In the coming months, the site selection subcommittee will do more analysis of the traffic and parking situation in the area and will work with the university’s school of agriculture, whose space will be most impacted if a stadium is built in the chosen location.
Market Analysis and Funding Sources
There is no active fundraising going on at this time, according to subcommittee facilitator Brett Anderson, but initial studies have been conducted to see how much money could be raised if fundraising were to commence.
The subcommittee estimates that it could raise between $45 million and $220 million from private donations, between $3.5 million and $4.9 million in corporate naming rights, between $7.2 million and $12.4 million in premium seating revenue, and between $443,000 and $759,000 in revenues from other uses of the stadium.
In total, the amount that could be raised could fall between $212 and $490 million, according to the findings. The low estimates are conservative numbers, according to Anderson, but even with low numbers, it is feasible to finance the stadium with the four revenue sources identified.
Other uses for the stadium could top 200 per year and would include smaller gatherings such as meetings, proms and wedding receptions.
Alumni, Campus and Public Engagement
The debate on the stadium remains polarized, according to Martin Carcasson at the CSU Center for Public Deliberation, and it is difficult to evaluate the arguments.
CSU students appear to be frustrated by the process, according to outgoing Associated Students of CSU President Eric Berlinberg, and surveys were distributed to further engage students.
Many students were grateful to be presented with the facts, but the student body was mostly split on the issue, he said.
Surveys sent to alumni have also come back with mixed results, and only about 10 percent of those sent out have been returned, so it is hard to gauge the sentiment of the alumni community, Carcasson said.
Location and campus impacts are some of the biggest issues with the potential project, as well as uncertainty about what might be done with Hughes Stadium.
Subcommittee members encouraged the members of different groups, like pro-stadium Be Bold, and stadium opposition group Save Our Stadium, Hughes, to do research to back up their arguments.
This subcommittee will also begin work on the issue of traffic and parking moving forward.
The idea of backing up findings with more facts and research was echoed by those in the crowd, including Colorado Rep. John Kefalas, who attending the meeting. It is “critical” that whatever recommendations the committee may make are backed up by facts, Kefalas said.
Kefalas represents District 52, which encompasses the eastern half of Fort Collins. He is also a CSU alum.
“I haven’t taken a position,” Kefalas said, “but I do have concerns and skepticism. There needs to be clear evidence that whatever is ultimately recommended is the right choice.”
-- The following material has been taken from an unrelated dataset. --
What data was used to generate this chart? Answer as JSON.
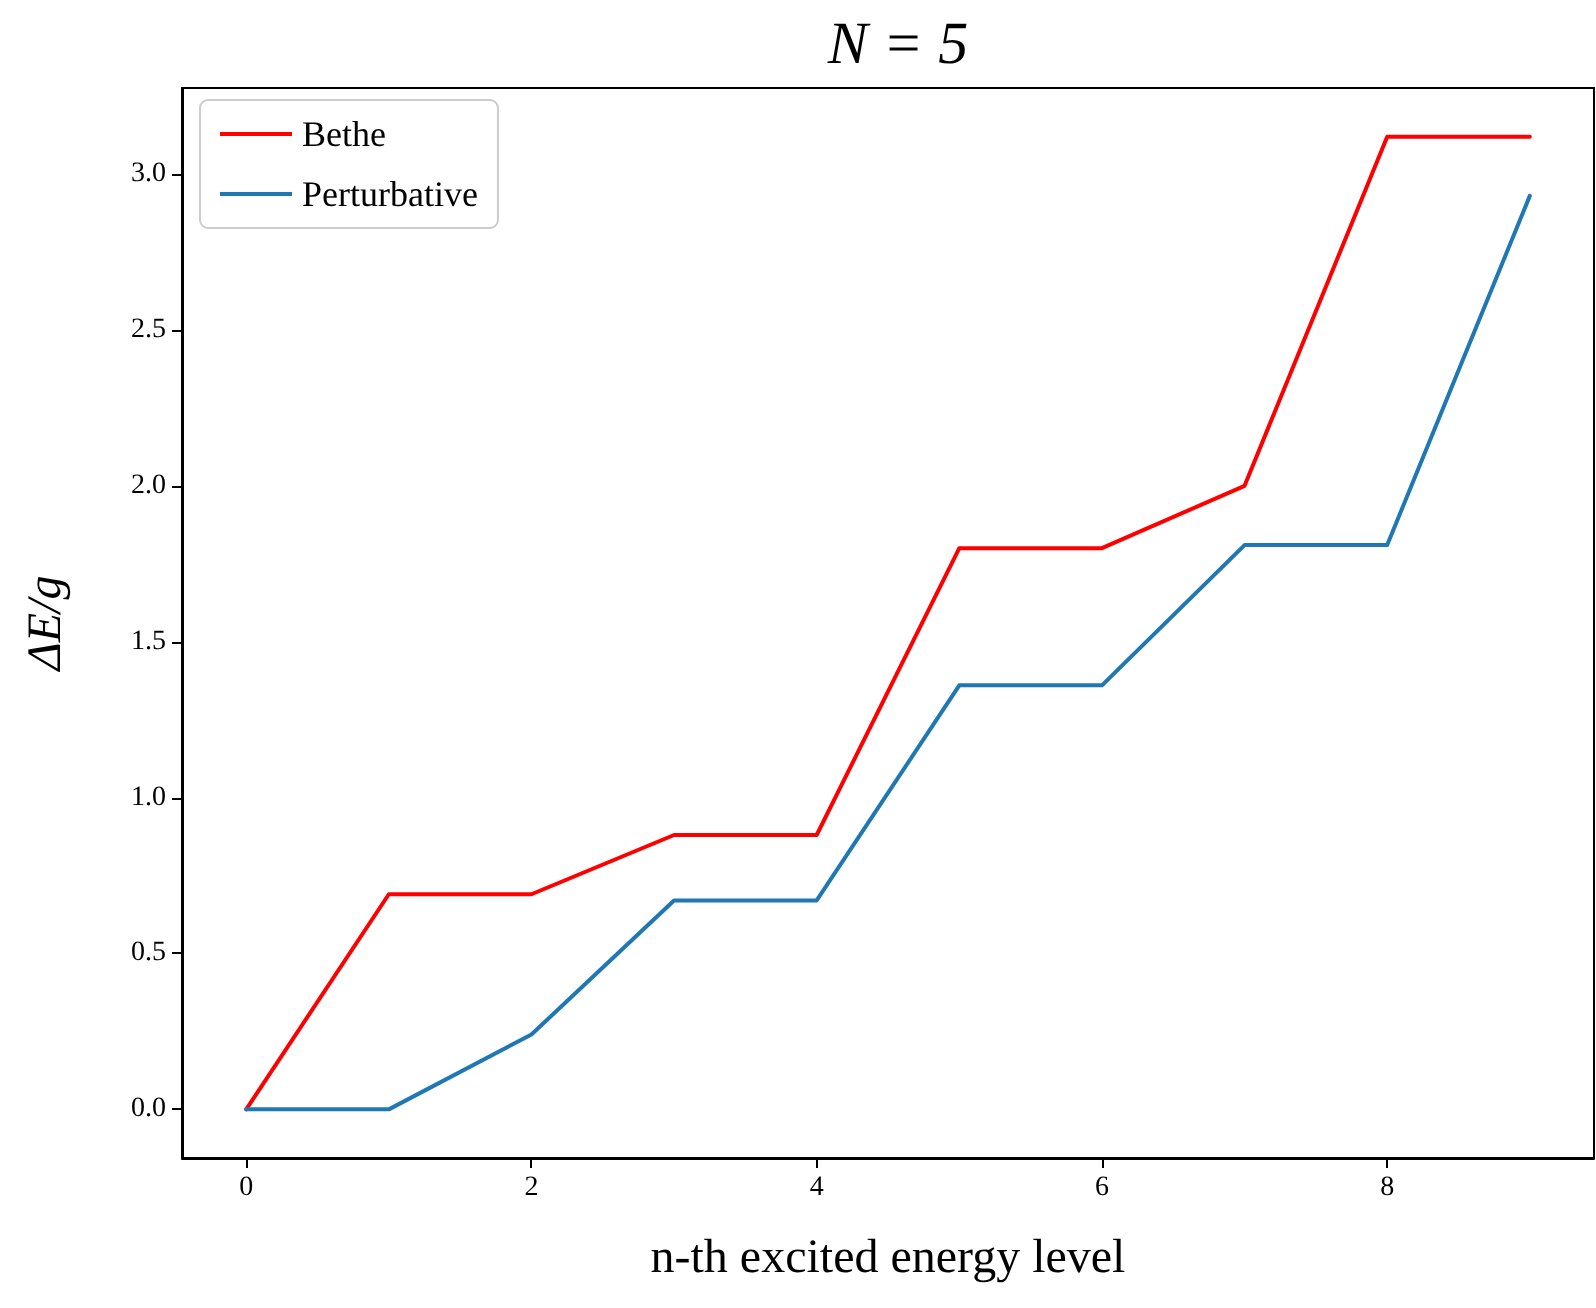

Many members of Save Our Stadium, Hughes attended the meeting, including Bob Vangermeersch, who said that the opposition group would continue to work over the summer on ideas for repurposing Hughes and on putting together events of their own to raise awareness of their concerns.
The group is circulating petitions that have between 5,000 and 6,000 signatures, he said.
“This is the nicest stadium we don’t need,” Vangermeersch said. “The question is, ‘Where can we cram it into the present campus?'”
The committee as a whole is expected to make a final report to Frank in mid-August, according to Parsons. Any decision made by Frank must also be approved by the CSU Board of Governors.